Frequently Asked Questions: LLM API Pricing

What is the cheapest LLM API for production use in 2026?

Gemini 1.5 Flash-8B at $0.07/M blended is the cheapest capable model from a major provider. For open-source models via inference API, Groq's Llama 3.1 8B at ~$0.07/M (blended) is equivalent in cost and significantly faster. GPT-4o mini at $0.26/M is the cheapest option with strong instruction-following quality across a broad range of production tasks.

How much cheaper is GPT-4o mini than GPT-4o?

About 17× cheaper at blended 3:1 rates — $0.26/M vs $4.38/M. At 1B tokens/month, that's $260 vs $4,380. For most SaaS workloads where 70% of requests are routine, routing those to GPT-4o mini and reserving GPT-4o for complex requests cuts blended spend by ~55%.

Do reasoning models like o1 really cost that much more?

Yes. OpenAI o1 generates 2,000–8,000 internal thinking tokens per request at $60/M output — a typical request costs $0.12–0.49 in thinking tokens alone, before the visible response. On the same prompt, GPT-4o mini costs $0.001–0.003. Only use reasoning models for tasks where multi-step deliberation demonstrably improves output quality.

How does prompt caching reduce LLM costs?

Caching works by storing a repeated prompt prefix server-side. On subsequent requests that use the same prefix, you pay the cache read rate instead of the full input rate. Anthropic charges $0.30/M for cache reads vs $3.00/M for fresh input — a 90% reduction. If your system prompt is 2,000 tokens and you send 1M requests per month, caching saves ~$5,400/month at Claude 3.5 Sonnet rates.

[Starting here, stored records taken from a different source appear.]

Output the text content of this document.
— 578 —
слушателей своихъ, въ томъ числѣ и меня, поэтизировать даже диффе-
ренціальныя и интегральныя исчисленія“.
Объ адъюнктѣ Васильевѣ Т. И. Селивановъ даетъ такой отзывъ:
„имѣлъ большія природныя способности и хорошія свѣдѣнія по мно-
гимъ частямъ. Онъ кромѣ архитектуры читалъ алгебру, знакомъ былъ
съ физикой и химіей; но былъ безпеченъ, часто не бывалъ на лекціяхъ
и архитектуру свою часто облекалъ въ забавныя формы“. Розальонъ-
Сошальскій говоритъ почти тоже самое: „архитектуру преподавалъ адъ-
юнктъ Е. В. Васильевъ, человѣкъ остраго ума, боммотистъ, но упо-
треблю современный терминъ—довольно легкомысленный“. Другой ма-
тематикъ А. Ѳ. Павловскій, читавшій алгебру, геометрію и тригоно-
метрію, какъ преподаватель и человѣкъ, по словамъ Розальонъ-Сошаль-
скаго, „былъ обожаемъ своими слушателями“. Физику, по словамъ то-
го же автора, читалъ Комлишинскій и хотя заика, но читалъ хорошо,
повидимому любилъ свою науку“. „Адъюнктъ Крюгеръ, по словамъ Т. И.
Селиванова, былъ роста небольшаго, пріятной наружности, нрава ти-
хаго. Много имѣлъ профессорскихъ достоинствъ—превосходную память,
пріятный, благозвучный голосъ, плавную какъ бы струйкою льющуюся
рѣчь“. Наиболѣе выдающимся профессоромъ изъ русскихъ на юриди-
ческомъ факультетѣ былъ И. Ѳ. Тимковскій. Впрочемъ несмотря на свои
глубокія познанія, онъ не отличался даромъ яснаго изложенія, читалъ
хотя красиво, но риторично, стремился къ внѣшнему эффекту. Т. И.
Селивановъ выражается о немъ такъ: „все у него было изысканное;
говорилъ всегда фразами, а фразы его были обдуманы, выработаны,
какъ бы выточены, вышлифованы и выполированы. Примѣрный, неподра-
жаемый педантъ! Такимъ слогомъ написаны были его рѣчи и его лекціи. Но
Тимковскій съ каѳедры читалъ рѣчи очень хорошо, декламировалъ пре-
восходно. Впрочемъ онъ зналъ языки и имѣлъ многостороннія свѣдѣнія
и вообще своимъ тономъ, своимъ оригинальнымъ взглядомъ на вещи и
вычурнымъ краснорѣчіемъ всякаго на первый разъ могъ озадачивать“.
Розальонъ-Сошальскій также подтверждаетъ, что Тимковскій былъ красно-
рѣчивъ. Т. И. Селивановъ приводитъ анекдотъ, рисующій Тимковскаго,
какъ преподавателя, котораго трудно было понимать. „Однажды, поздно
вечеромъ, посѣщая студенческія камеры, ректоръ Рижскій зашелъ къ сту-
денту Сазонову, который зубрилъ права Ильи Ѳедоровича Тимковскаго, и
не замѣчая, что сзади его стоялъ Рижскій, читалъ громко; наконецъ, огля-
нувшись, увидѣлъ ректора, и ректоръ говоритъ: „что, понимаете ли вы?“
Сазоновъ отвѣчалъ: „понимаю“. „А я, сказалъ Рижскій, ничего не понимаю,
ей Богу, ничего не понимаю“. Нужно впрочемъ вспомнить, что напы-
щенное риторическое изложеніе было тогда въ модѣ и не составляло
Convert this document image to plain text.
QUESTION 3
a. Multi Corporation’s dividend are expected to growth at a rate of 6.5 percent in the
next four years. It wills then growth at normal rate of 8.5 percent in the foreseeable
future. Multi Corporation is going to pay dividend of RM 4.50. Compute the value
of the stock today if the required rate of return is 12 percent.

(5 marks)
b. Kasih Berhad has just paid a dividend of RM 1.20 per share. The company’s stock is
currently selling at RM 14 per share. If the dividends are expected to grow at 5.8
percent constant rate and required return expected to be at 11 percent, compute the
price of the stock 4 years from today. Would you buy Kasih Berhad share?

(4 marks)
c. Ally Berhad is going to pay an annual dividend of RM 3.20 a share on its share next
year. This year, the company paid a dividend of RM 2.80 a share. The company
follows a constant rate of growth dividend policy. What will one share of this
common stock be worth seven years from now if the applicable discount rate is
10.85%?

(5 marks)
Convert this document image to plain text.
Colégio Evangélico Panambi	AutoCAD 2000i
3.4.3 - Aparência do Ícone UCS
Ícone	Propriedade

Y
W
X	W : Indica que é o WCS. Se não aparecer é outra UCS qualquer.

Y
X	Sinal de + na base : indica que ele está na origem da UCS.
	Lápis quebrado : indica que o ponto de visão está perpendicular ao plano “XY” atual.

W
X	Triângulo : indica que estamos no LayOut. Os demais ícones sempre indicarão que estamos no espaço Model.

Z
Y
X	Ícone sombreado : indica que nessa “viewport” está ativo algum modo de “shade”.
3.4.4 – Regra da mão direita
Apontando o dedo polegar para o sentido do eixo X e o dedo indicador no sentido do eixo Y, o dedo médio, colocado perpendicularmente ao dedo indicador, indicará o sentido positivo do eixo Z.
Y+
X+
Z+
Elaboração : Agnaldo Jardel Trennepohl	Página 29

What is a blended LLM rate and how do I calculate mine?

A blended rate weights input and output token costs by your actual traffic ratio. If your workload sends 3 input tokens for every 1 output token, your blended rate = (input_price × 0.75) + (output_price × 0.25). The 3:1 ratio used in this table is a starting assumption — measure your actual ratio from API logs before making budget decisions.